Why Is The Australian Boomerang An Australian Icon?
It is noted by anthropologists to be used by just about every developing civilization in some variety or another around the world. A collection was even found in a Pharaohs tomb which places them in Egypt at least 3,000 years ago. The Australian ceremonial clap sticks are large hardwood boomerang shaped objects with one end longer than the other and only slightly curved.
These clap sticks were sometimes used for fighting but are mostly used for hunting and cultural ceremonial events and is a non returning carefully balanced boomerang. The commercialised returning boomerang made from plastics or laminated plywood are far different from the ones produced by the Aboriginal craftsmen for their own personal use.
Boomerangs common to Australia’s Aborigines are of both the returning and non returning types with different types common to different areas.
Some may be plain, others are painted and some have delicately carved scenes.
The boomerang has remained popular for the indigenous population because they were so isolated from the more modern methods of hunting and killing.
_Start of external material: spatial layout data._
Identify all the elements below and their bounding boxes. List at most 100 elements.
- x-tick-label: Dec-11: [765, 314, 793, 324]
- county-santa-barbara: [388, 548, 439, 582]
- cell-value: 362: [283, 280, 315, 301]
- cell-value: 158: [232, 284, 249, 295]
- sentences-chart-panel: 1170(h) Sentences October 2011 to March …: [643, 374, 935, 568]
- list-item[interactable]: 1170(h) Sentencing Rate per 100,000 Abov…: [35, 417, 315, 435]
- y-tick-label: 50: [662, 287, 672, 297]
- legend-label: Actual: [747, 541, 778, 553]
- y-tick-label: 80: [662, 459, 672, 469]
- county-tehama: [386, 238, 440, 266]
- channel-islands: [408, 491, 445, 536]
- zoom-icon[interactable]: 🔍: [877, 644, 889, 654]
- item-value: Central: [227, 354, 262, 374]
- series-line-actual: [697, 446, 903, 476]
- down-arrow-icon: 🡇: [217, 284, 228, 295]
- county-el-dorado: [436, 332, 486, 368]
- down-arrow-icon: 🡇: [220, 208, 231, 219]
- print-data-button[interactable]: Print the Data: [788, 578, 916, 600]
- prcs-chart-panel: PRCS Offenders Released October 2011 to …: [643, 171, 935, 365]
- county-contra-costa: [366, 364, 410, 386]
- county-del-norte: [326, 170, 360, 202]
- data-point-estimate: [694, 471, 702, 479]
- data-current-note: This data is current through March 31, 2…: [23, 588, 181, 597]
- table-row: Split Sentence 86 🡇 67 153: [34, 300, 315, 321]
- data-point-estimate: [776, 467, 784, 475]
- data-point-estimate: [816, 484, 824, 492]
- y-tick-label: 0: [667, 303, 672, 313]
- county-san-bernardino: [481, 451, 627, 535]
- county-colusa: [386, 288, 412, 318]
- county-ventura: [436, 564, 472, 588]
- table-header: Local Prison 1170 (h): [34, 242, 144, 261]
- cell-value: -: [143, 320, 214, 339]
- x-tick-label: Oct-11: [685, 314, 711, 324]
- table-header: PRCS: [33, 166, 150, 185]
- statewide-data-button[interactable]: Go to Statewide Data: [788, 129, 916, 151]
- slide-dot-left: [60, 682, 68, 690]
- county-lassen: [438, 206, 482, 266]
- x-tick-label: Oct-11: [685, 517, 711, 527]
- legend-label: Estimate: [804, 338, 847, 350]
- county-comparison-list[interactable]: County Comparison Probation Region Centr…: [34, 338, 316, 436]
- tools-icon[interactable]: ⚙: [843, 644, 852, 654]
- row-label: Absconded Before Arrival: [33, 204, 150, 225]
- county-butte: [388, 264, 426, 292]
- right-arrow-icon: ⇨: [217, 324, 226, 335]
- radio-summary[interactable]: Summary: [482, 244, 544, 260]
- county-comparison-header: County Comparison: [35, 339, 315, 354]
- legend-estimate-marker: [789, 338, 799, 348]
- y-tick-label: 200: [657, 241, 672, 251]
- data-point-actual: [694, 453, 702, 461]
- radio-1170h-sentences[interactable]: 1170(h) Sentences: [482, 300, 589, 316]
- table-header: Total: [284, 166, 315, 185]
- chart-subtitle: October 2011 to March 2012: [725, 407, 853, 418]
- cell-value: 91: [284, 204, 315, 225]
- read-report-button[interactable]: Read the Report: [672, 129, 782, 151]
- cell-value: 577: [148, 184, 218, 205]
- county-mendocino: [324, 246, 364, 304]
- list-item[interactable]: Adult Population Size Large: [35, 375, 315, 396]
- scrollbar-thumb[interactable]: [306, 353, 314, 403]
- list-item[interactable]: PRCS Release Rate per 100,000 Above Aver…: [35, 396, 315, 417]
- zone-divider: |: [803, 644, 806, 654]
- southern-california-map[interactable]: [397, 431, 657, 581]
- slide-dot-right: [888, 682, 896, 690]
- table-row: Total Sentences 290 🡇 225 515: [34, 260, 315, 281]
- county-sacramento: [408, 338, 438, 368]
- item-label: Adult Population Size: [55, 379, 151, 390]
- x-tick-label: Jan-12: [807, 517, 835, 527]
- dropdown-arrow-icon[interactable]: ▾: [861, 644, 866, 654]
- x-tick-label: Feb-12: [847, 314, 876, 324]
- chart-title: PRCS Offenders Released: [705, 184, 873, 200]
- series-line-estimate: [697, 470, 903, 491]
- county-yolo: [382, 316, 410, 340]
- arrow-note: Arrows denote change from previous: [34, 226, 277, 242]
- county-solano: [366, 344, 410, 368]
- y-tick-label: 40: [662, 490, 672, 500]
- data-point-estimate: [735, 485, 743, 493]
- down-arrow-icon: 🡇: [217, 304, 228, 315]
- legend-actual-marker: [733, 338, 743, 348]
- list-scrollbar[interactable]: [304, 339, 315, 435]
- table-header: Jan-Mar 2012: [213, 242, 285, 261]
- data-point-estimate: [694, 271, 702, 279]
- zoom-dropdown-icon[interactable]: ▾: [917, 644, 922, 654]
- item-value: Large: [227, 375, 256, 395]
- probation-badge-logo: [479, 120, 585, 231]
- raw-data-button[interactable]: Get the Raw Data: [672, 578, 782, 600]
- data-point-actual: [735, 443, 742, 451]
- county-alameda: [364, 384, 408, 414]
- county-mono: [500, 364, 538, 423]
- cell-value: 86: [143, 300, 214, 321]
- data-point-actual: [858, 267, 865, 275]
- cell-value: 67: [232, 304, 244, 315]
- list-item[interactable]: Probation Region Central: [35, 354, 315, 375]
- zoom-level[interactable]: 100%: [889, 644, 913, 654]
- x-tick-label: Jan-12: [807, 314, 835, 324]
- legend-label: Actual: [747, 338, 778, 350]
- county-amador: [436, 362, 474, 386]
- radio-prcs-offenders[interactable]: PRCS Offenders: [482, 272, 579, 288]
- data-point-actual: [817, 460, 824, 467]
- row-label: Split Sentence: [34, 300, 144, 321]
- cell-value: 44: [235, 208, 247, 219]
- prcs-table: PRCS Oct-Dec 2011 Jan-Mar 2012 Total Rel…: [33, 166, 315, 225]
It is also likely that because of this continued use for thousands of years that It was improved in style and useability.
It is because of the continued use of this implement of war, peaceful ceremonial rhythm maker and weapon to assist in food gathering that the Australian Boomerang has become a symbol of Australia.
Today there are contests regarding throwing and catching the boomerang in many parts of the world but the Australian Aboriginal holds the record for continually using it for the longest time.